In Rudin's book: Functional analysis. P386.exercises 9.
Let $H^2$ be the space of all holomorphic function $f(z)=\sum_{n=0}^{\infty} c_{n}z^n$ in the open unit disc that satisfy $$\Vert f\Vert ^2=\sum_{n=0}^{\infty} \vert c_{n}\vert^2<\infty.$$ Define $V\in \mathscr{B}(H^2)$ by $(Vf)(z)=zf(z)$. And operator $T$ in $H^2$ given by $$ (Tf)(z)=i\frac{1+z}{1-z}f(z).$$
I have proved $V$ is the Cayley transform of the symmetric operator $T$. Actually, $$(Tf)(z)=i\sum_{n=0}^{\infty}\Big(2\sum_{k=0}^{n-1}c_{k}+c_{n}\Big)z^n.$$ And I know that the $H^2$ is isomorphic to $l^2$ via $f \to \{c_{n}\}$.

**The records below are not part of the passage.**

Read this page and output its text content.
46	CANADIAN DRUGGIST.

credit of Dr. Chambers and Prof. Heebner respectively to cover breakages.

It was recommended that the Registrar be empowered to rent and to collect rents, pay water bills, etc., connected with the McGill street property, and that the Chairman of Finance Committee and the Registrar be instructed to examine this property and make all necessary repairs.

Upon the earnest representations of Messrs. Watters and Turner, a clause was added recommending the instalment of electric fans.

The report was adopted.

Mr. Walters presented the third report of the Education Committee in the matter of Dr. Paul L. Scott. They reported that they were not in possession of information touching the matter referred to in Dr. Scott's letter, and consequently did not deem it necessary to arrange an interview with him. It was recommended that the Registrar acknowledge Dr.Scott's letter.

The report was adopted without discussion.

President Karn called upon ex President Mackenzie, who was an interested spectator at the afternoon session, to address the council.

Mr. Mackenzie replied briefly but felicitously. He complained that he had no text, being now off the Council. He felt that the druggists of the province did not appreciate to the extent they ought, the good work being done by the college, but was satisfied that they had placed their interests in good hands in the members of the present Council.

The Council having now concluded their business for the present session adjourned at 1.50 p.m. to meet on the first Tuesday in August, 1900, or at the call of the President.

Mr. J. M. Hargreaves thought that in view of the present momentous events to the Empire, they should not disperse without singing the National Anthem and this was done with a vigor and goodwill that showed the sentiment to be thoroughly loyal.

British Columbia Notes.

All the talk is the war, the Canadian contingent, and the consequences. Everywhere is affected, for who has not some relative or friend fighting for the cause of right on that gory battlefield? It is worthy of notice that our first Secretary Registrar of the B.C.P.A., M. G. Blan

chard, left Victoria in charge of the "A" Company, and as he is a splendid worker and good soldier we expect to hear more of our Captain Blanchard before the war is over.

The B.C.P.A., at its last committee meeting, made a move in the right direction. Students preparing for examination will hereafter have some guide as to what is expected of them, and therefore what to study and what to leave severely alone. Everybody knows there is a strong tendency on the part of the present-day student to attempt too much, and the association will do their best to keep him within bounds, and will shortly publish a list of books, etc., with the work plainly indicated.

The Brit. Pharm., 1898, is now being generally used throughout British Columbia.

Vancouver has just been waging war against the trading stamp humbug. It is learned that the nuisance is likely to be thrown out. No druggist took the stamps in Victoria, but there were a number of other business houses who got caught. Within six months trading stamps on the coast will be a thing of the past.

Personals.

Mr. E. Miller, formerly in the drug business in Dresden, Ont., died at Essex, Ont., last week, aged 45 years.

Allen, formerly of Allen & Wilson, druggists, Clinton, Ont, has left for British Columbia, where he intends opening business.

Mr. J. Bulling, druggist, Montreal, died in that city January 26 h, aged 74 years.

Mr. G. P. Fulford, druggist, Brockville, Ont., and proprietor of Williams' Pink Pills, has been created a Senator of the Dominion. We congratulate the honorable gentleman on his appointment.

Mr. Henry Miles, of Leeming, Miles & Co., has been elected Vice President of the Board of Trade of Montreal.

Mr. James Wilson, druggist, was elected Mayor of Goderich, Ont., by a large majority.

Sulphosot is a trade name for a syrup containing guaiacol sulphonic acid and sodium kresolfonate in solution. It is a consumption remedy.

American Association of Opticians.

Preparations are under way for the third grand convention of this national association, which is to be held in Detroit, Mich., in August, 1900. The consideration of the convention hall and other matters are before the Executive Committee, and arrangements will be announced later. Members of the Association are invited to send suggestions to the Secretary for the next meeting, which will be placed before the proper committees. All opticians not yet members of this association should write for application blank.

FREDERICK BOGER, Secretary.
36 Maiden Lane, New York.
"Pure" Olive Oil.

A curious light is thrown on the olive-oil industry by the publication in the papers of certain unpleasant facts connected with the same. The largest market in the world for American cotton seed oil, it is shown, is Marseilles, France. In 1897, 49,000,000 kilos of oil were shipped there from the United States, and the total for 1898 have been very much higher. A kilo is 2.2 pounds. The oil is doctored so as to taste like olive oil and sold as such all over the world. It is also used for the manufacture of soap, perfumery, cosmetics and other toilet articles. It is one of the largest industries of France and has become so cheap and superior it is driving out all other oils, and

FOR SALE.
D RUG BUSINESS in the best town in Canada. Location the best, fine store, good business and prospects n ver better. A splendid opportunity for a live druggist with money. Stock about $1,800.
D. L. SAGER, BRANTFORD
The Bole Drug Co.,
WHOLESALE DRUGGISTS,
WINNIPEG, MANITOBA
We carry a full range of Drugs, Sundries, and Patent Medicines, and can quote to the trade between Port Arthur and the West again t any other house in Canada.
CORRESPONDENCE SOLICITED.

But I do not know the reasons for the ranges of $T+iI$ and of $T-iI$; Rudin tells one is $H^2$ and one has codimension 1. Thanks for any advance details on this question.
You can calculate explicitly: $$ \frac{1+z}{1-z}+1=\frac2{1-z},\ \ \ \ \frac{1+z}{1-z}-1=\frac{2z}{1-z}. $$ So $T+iI$ is multiplication by $2i/(1-z)$, which is invertible (multiply by $(1-z)/2i$), while $T-iI$ is multiplication by $2iz/(1-z)$, which is not invertible; its range is $zH^2$, which has codimension $1$.